September 19, 2004
(almost) champagne dinner: IMBB8
Sunday, September 19
It is time for another edition of Is My Blog Burning? (IMBB). I have been enjoying reading food bloggers' posts on past themes for this series of collective blogging event, and now it is its 8th edition and it is about time for me to actually joining in, not just reading - specially, if the theme is Lift your Spirits High!
Hosted by Donna in Harrisburg, the rule for this time around is to use wine or spirits as a central component of the recipe. Excellent idea, although raising one major problem; which one to choose? I seem to use wine and spirits a lot in cooking - red wine for boeuf bourguignon, white wine for beef in wine casserole, cider for porc au cidre, tequila & lime chicken, beef in Guinness, just to name a few (okay, cider and Guinness don't count as spirits).
Having too much to choose from, I have settled down with something that is a bit special and that I truly love: champagne. That said, I wasn't brave enough to use a nice bottle of real champagne in cooking, I actually used a bottle of Freixenet. Not a champagne, but still is a great sparkling wine.
I made "champagne" chicken casserole for this evening, based on a recipe from Trish Deseine's book mes petits plats preferes (2002, Marabout), one of my recent favorite and reliable recipe sources. The original recipe is called Poulet 8 a 8 (anyone knows why?) that is basically pot-roasted chicken with minced shallot in white wine. I have made this simple dish before using sparkling wine (really cheap kind) and it turned out okay, but this time I tried to enhance the flavor a bit more, by using a better wine and by adding in minced onion, leek, and celery (other than shallot) and mushroom quarters.
I sauted chicken thighs (half with bone and skin, half without) in olive oil and butter, added in the vegetable, seasoned it with sea salt (fleur de sel de Camargue this time) and pepper, and poured in Freixenet, and off it went to the oven. It can hardly be simpler.
It was smelling wonderful while cooking, and came out - looking not excactly gorgeous, but appetizing nevertheless.
And well, I didn't use real champagne in the cooking, but we did open a bottle of Veuve Clicquot that we had luckily found on sale in one of our neighborhood store (I haven't been able to buy champagne much over here - somehow they're a lot cheaper in Japan). We enjoyed a glass with some Chambord Liqueur, a nice twist to this moderately dry champagne. Too bad we don't have nice champagne glasses, but that's that.
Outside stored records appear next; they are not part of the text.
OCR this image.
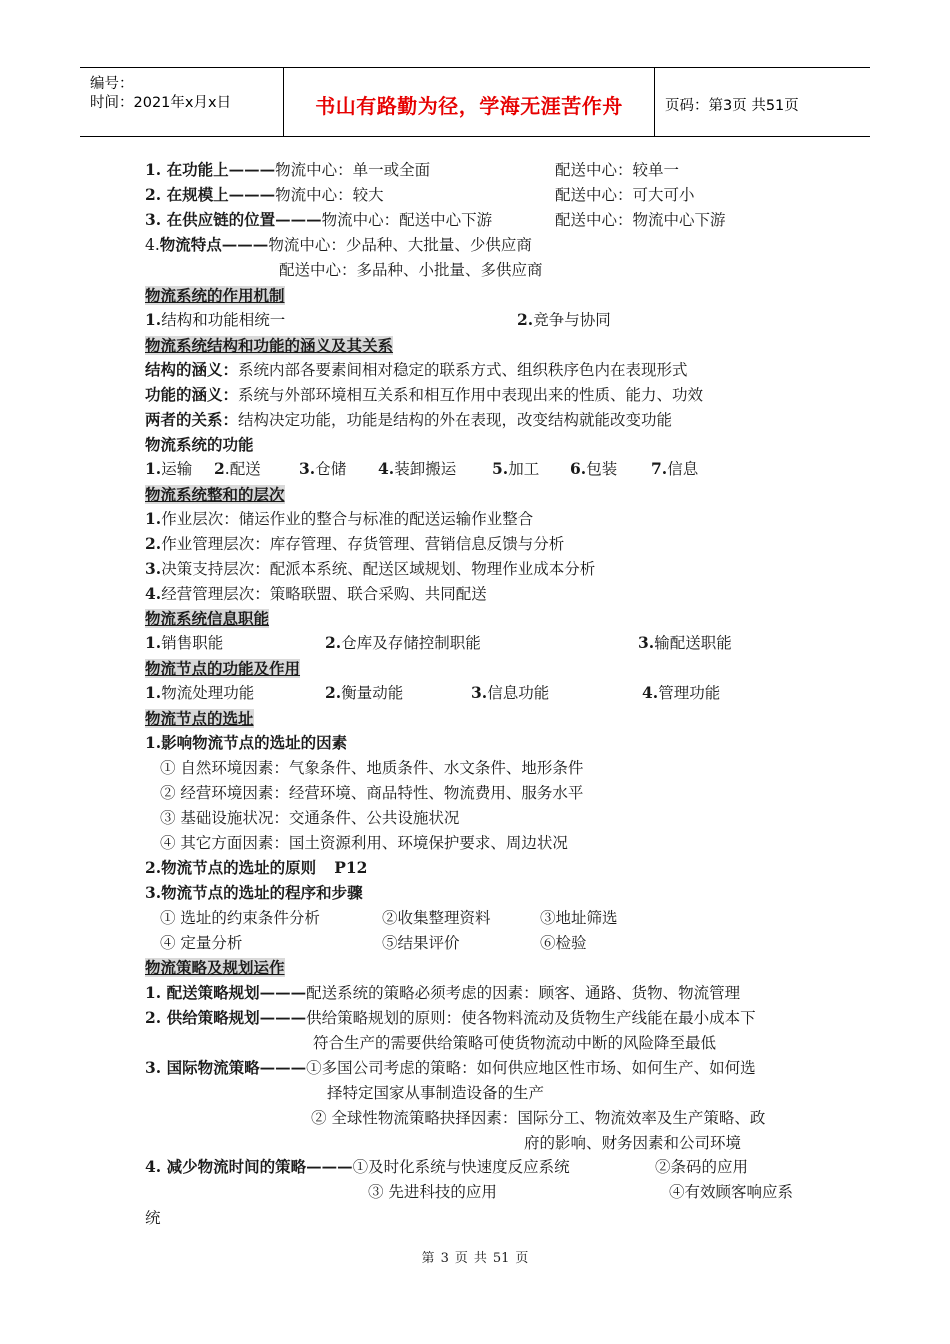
编号：
时间：2021年x月x日	书山有路勤为径，学海无涯苦作舟	页码：第3页 共51页
1. 在功能上———物流中心：单一或全面	配送中心：较单一
2. 在规模上———物流中心：较大	配送中心：可大可小
3. 在供应链的位置———物流中心：配送中心下游	配送中心：物流中心下游
4.物流特点———物流中心：少品种、大批量、少供应商
配送中心：多品种、小批量、多供应商
物流系统的作用机制
1.结构和功能相统一	2.竞争与协同
物流系统结构和功能的涵义及其关系
结构的涵义：系统内部各要素间相对稳定的联系方式、组织秩序色内在表现形式
功能的涵义：系统与外部环境相互关系和相互作用中表现出来的性质、能力、功效
两者的关系：结构决定功能，功能是结构的外在表现，改变结构就能改变功能
物流系统的功能
1.运输 2.配送 3.仓储 4.装卸搬运 5.加工 6.包装 7.信息
物流系统整和的层次
1.作业层次：储运作业的整合与标准的配送运输作业整合
2.作业管理层次：库存管理、存货管理、营销信息反馈与分析
3.决策支持层次：配派本系统、配送区域规划、物理作业成本分析
4.经营管理层次：策略联盟、联合采购、共同配送
物流系统信息职能
1.销售职能	2.仓库及存储控制职能	3.输配送职能
物流节点的功能及作用
1.物流处理功能	2.衡量动能	3.信息功能	4.管理功能
物流节点的选址
1.影响物流节点的选址的因素
① 自然环境因素：气象条件、地质条件、水文条件、地形条件
② 经营环境因素：经营环境、商品特性、物流费用、服务水平
③ 基础设施状况：交通条件、公共设施状况
④ 其它方面因素：国土资源利用、环境保护要求、周边状况
2.物流节点的选址的原则 P12
3.物流节点的选址的程序和步骤
① 选址的约束条件分析	②收集整理资料	③地址筛选
④ 定量分析	⑤结果评价	⑥检验
物流策略及规划运作
1. 配送策略规划———配送系统的策略必须考虑的因素：顾客、通路、货物、物流管理
2. 供给策略规划———供给策略规划的原则：使各物料流动及货物生产线能在最小成本下
符合生产的需要供给策略可使货物流动中断的风险降至最低
3. 国际物流策略———①多国公司考虑的策略：如何供应地区性市场、如何生产、如何选
择特定国家从事制造设备的生产
② 全球性物流策略抉择因素：国际分工、物流效率及生产策略、政
府的影响、财务因素和公司环境
4. 减少物流时间的策略———①及时化系统与快速度反应系统	②条码的应用
③ 先进科技的应用	④有效顾客响应系
统
第 3 页 共 51 页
I served the chicken with a few drops of creme fraiche as is suggested in the book, and that just worked incredibly well. The chicken was done perfect and tasted great on its own in a sauce with a rich aroma of sparkling wine and the mixture of vegetables, and the creme added the richness to it in another dimension. We were both impressed with how big difference in fact the wine made - the last one wasn't bad, but the better wine did make the dish better. I wonder if it would make a further improvement if using a real champagne - I guess it might, but I don't think I will be able to try to prove it anytime soon. This was for sure just great with Freixenet.
And, oh, dessert. Since I didn't make the chicken casserole in a full amount and didn't use up the whole bottle of wine, I had a bit of leftover. While I could have drunk it up, I instead made small dessert with it; "champagne" chiffon cake! (you might think we have had enough of chiffon cakes lately, but we haven't.) I used a yet another recipe (in Japanese), and this one has more eggs than most other chiffon cake recipes, and uses no baking powder - I think sparkling wine might help the leavening of cake.
Served with mint-infused panna cotta that I had made the night before (recipe (in Japanese)), the chiffon cake made a nice small dessert. The cake surprisingly reserved a distinctive aroma of the sparkling wine, while the panna cotta was almost overly flavored with fresh mint leaves - an interesting combination.